Many countries all over the world have declared a state of national emergency to galvanize resources to deal more effectively with the COVID-19 pandemic. Malaysia is no exception.
The declaration of the state of emergency on Jan. 12 by His Majesty the Yang di-Pertuan Agong (His Majesty the King), the Head of State of Malaysia, at the advice of the Prime Minister, was to urgently curb the pace of the COVID-19 contagion in Malaysia.
Only His Majesty can declare a state of emergency should His Majesty be satisfied that a grave situation threatening the country's security, economic life or public order exists as stipulated in Article 150 (1) of the Federal Constitution of Malaysia.
It should be noted that His Majesty's decision to declare the state of emergency was a result of an independent as well as careful and legitimate considerations in protecting the interest and well-being of the people of Malaysia.
The emergency declaration is NOT a military coup. No curfew was imposed. An independent special committee, comprising members of Parliament from the government and the opposition, as well as independent health experts, was established to ensure transparency and to advise His Majesty on either the termination of the emergency earlier than Aug. 1 or otherwise.

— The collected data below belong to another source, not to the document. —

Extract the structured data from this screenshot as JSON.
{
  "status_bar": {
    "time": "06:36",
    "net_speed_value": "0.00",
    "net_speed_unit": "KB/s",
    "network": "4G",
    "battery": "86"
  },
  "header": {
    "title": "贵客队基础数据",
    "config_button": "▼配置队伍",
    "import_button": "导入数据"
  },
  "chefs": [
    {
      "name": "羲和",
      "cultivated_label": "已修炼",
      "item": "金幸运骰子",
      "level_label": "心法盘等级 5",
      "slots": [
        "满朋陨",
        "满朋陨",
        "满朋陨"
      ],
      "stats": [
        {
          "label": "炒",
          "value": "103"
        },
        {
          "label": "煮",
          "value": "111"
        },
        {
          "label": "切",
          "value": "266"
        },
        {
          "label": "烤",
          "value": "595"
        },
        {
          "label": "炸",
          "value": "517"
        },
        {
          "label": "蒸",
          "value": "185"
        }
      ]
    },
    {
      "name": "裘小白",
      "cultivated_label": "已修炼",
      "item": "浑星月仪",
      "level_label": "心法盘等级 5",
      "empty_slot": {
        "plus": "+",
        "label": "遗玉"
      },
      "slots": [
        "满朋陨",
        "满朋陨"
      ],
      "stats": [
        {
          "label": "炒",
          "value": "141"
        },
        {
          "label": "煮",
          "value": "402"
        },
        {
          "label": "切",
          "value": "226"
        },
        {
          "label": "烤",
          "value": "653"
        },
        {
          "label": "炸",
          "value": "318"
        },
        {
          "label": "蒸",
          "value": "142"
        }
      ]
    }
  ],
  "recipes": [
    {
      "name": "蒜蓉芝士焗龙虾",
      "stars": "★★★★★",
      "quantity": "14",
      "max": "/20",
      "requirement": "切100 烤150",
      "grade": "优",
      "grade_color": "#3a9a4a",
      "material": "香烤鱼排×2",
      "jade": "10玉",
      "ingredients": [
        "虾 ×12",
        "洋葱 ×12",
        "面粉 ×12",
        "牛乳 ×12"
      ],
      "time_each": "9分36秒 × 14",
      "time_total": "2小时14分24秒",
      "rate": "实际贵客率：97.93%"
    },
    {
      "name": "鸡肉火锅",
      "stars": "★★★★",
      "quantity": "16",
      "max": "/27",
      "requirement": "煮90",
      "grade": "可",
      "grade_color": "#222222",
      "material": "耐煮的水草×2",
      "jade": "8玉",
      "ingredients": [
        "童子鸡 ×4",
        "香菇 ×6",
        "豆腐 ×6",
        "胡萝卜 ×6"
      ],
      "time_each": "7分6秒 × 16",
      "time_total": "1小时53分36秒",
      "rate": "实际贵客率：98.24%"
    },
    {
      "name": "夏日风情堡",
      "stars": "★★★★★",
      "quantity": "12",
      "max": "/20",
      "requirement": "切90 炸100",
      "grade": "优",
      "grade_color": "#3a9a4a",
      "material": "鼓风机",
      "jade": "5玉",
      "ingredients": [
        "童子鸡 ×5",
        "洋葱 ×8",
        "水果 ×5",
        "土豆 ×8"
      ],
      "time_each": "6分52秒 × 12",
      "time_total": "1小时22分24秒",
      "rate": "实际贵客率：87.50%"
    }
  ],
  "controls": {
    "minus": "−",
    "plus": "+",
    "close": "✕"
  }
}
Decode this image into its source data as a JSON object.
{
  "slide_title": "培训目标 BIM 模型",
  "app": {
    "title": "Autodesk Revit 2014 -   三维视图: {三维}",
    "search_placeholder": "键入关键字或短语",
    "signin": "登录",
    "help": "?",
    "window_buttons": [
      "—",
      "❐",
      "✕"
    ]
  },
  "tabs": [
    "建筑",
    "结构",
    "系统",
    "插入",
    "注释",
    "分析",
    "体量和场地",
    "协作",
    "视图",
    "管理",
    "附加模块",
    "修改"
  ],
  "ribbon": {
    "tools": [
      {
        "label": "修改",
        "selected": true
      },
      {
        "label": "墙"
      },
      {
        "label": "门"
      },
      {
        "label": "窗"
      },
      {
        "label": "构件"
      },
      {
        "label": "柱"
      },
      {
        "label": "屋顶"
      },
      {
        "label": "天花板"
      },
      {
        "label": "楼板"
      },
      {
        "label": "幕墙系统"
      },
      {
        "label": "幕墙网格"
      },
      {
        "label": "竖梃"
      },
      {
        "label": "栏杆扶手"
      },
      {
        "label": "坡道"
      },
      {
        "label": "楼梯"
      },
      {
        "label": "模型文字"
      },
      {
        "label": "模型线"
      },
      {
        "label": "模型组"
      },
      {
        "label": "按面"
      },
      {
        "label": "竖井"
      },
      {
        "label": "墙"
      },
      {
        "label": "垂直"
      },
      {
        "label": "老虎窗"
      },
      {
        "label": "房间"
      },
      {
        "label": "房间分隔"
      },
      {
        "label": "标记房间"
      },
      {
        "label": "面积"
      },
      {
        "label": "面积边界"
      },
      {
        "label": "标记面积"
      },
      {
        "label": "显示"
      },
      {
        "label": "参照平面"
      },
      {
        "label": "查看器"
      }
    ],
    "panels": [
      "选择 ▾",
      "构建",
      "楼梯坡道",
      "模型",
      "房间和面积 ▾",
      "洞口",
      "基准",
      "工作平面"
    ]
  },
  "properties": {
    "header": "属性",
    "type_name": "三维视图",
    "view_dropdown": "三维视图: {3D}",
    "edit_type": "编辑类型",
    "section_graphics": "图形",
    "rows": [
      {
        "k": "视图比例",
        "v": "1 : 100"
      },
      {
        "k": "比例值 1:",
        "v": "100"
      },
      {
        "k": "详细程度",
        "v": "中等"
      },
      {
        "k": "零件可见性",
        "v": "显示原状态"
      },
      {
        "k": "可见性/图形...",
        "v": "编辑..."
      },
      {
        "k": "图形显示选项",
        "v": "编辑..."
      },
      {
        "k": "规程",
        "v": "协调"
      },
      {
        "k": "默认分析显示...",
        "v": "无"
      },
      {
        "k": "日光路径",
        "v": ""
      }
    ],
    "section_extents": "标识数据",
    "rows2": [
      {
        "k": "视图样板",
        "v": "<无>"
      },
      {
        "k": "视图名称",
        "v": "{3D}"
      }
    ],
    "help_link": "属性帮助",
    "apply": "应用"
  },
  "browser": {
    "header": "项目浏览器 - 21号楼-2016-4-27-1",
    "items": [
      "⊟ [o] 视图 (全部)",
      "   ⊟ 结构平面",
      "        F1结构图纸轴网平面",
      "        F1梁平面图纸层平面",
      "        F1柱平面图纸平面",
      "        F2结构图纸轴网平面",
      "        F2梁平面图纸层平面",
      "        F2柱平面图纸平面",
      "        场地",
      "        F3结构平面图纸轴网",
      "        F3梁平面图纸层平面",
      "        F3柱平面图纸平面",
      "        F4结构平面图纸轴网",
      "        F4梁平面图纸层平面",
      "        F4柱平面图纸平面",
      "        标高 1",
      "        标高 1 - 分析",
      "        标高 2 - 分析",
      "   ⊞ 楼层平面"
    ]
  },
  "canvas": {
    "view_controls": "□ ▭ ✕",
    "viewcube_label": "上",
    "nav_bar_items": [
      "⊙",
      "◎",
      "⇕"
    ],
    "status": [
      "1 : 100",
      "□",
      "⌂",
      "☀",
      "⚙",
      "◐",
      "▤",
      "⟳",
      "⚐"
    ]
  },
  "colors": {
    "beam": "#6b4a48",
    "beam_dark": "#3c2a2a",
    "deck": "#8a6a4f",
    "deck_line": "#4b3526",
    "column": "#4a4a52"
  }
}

For Malaysia, the socioeconomic and health impact of COVID-19 has been compounded by heavy flooding in many states, posing major threats to the livelihood of the people. Thus, the declaration of emergency also provides the federal and state governments with the necessary tools to curb the COVID-19 pandemic more effectively.
It goes without saying that all governments have been doing their best in mitigating this pandemic according to their respective country's situation. The common denominator is obvious: that lives of the people take precedence over all other matters.
However, by highlighting past political disputes, the article appears to have missed the point of these measures and neglected the fact that addressing the pandemic takes priority over politics, not only in Malaysia but globally. The "real emergency" here is definitely how skewed the article was.
It is hoped that while Malaysia is doing her part in addressing the pandemic, either directly or indirectly, we must not forget that concerted efforts by all parties are imperative toward flattening the curve of the contagion throughout the world.